Special guests & evening events
Sunday, 6:30 p.m.:
The Bobby Ingano Quartet: The father-and-son virtuosi Kaipo and Adam Asing accompany steel guitar master Bobby Ingano and legendary guitarist Kuki Among to play traditional Hawaiian music in what is referred to as “the Territorial style.” In the strains of their renditions of beloved classics, you will hear traces of jazz, swing, and even country, as well as echoes of the greats of yesteryear: Alfred Apaka, Jerry Byrd, David “Feet” Rogers, and Gabby Pahinui. They will serenade us , honoring requests and accompanying hula dancers in the crowd. The Asings play with the Royal Hawaiian Band, and all four musicians have been regulars at many of Honolulu’s famous rooms, like The Halekulani’s Room without a Key and the Waikīkī Marriott’s Moana Terrace. They also play every Monday night at Dot’s, in nearby Wahiawa.
Monday, 7 p.m.:
Why Poetry: An impassioned call for a return to verse. Award-winning poet, editor, translator, and professor Matthew Zapruder shares his story of a life in poetry, in a reading and Q & A with the audience. (7 p.m. Free and open to the public.)
Wednesday, 7 p.m.:
One Voice: The Kamehameha Schools Song Contest. Join independent filmmaker and hula dancer Lisette Marie Flanary for a screening and discussion of her award-winning film. The writer, director, and producer of Lehua Films, Lisette creates documentaries that celebrate a modern renaissance of the hula dance and Hawaiian culture. Her film credits include American Aloha: Hula Beyond Hawai‘i, Nā Kamalei: The Men of Hula, as well as One Voice. She is currently in post-production on the third film in her hula trilogy entitled Tokyo Hula. Lisette is an Associate Professor at the Academy for Creative Media at the University of Hawaiʻi and was recently awarded the Board of Regents’s Medal for Excellence in Teaching in 2016.

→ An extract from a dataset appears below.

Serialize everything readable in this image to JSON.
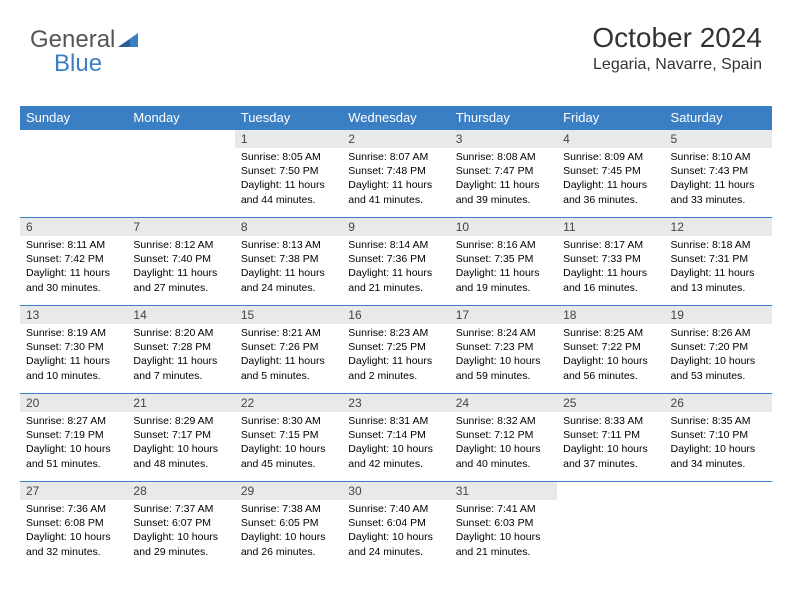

Thursday afternoon and evening:
Hawaiian Featherwork and Make-your-own-lei Session. Master craftsman Herman Kekoka’oiwinani Mossman Tachera studied and developed his knowledge in Hawaiian feather art under the guidance of the late Mary Louise Kaleonahenahe Kekuewa and Paulette Nohealani Kahalepuna, who are considered the foremost masters the art. He has over eighteen years of experience and has conducted workshops throughout Hawaii, the U.S. mainland, Japan, Taiwan, and Korea. In January 2016 he was artist-in-residence at the de Young Museum in San Francisco during a special exhibition there. He will talk story, show you his exquisite work, and guide you in making your own flower lei.